Von Unicef ausgewertete Daten aus mehr als 167 Ländern zeigten, dass steigende Lebensmittel- und Energiepreise sowie die weitreichenden wirtschaftlichen Folgen der Gewalt im Nahen Osten die Kaufkraft vieler Haushalte weiter schwächten, hieß es. Die Schließung der weltwirtschaftlich bedeutsamen Straße von Hormus für Handelsschiffe treibe die Preise nach oben.
Kinder zahlen den Preis
Kinder in den ärmsten Haushalten seien überproportional betroffen, warnte Unicef. Mädchen und Jungen zahlten den Preis für den eskalierenden Konflikt im Nahen Osten, sagte die Exekutivdirektorin des UN-Kinderhilfswerks, Catherine Russell. Die stark steigenden Lebenshaltungskosten machten Nahrungsmittel und Bildung für viele Familien unerschwinglich.

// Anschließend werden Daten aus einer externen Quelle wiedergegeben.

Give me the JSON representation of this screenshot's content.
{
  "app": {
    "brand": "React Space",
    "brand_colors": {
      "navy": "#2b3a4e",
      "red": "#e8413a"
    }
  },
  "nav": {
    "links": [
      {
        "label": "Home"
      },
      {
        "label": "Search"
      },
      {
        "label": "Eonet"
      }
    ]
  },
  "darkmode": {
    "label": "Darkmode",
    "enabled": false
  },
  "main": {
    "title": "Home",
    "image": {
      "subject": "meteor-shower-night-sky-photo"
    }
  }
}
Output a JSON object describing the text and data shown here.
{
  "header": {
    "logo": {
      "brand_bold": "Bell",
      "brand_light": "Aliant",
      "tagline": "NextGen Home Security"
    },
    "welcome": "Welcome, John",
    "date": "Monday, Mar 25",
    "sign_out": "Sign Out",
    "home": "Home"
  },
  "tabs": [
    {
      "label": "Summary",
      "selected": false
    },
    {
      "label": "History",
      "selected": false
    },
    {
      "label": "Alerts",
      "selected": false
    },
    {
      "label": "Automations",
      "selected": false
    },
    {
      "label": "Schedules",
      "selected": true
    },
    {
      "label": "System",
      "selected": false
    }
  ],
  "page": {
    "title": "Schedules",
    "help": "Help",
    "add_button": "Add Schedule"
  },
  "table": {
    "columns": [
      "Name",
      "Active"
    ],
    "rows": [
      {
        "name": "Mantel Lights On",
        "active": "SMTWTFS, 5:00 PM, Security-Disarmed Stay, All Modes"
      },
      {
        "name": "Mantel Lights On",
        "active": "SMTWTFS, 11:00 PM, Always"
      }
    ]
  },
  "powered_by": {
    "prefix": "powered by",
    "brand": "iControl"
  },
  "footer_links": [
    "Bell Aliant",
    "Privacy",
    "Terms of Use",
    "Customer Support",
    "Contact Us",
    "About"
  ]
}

In der Analyse werden laut Unicef zwei Szenarien skizziert: Im ersten Fall werde von einem moderaten wirtschaftlichen Schock ausgegangen, durch den zusätzlich 18,3 Millionen Kinder in Armut geraten könnten. Bei stärker und länger anhaltenden Störungen könnten weitere 23,4 Millionen Kinder betroffen sein. Der Anstieg der Armut trifft laut Unicef insbesondere Asien und Afrika. Unicef verwies auf die stark gestiegenen Lebenshaltungskosten in Ländern wie Somalia, Äthiopien, Nigeria und Bangladesch.
Seit Beginn des Iran-Kriegs Ende Februar ist der Schiffsverkehr in der Straße von Hormus stark eingeschränkt. Die Meerenge ist eine wichtige Lieferroute für den Öl- und Gashandel sowie Düngemittel.